The three-part drama is written by James Graham, who adapts his 2017 play, and directed by Stephen Frears (The Queen). It is a compelling and at times humorous miniseries that also explores the nature of game show fandom and human memory, and whether some questions can’t be answered as definitively as the ones on a quiz show.

Quiz‘s terrific cast is headlined by Matthew Macfadyen (Succession) and Sian Clifford (Fleabag) as the Ingrams, with an especially engaging Michael Sheen (Masters of Sex) as Millionaire host Chris Tarrant.

“We just sort of present both sides,” Graham explains, “and we do the classic Who Wants to Be a Millionaire? ‘ask the audience’ — we ask the audience to make up their minds about whether [the Ingrams are] innocent or guilty.”

If a viewer has ever agonized with a Millionaire contestant sweating it out in the hot seat, they will feel that same drama again with the wonderful and suspenseful re-creations of the show that Frears stages in Quiz.

“Actually being sat in that chair,” Clifford recalls of being on the re-created Millionaire set, “and [with] that music designed to get under your skin and make you feel tense, it really did. And we had a full lighting and sound rig, and it was really thrilling to actually do it.”

Matt Frost/AMC/ITV

So thrilling, apparently, that Sheen quips, “I got really disappointed after we finished filming that every time I entered the room in real life the lights didn’t go [makes game show noise] and the music didn’t go [makes another noise] every time I walked in. That was very upsetting.”

Not simply a retelling of events, the miniseries feels at times like a heist thriller, which Clifford says was part of the goal.

“We really do that,” she agrees, “we really build to that point, and then we pull the rug. … [The show] was huge, and we kind of forget. Now, we have a different relationship with, you know, a million pounds, but at the time that was the biggest prize money ever being given away on a game show. It was historic.”

Graham elaborates: “In terms of making a ‘theft by coughing’ as exciting as a Mission: Impossible movie … having [the actors] play that level of suspicion and suspense is half the job. It’s [also Frears] having fun with the form. … It’s really exciting television to see whether or not that, one, they’re doing it, and, two, if they are doing it, will they get away with it?”

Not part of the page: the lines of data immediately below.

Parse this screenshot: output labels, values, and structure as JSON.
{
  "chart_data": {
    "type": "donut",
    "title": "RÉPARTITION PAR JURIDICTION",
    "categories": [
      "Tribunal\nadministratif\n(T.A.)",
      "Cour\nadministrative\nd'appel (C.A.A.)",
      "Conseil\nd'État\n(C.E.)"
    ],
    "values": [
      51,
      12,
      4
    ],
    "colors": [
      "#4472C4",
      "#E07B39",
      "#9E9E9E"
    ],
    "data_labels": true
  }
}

Clifford, Macfadyen and Michael Jibson as Tecwen Whittock AMC/ITV

Despite the suspense, though, Clifford adds that “what’s at the heart of this story is the humanity of these people.”

Graham agrees. “I think [we tried] to get an audience to walk in [the Ingrams’] footsteps a bit,” the writer says, “whether you believe them or not, and to ask questions about the proportionality of what happened to them.

“[Quiz is] also questioning whether or not everything we believe about this case is true. I hope it is both an entertaining story, but [also] asks bigger questions about the nature of truth and justice in the 21st century.”

Quiz premieres Sunday, May 31, at 10pm ET on AMC.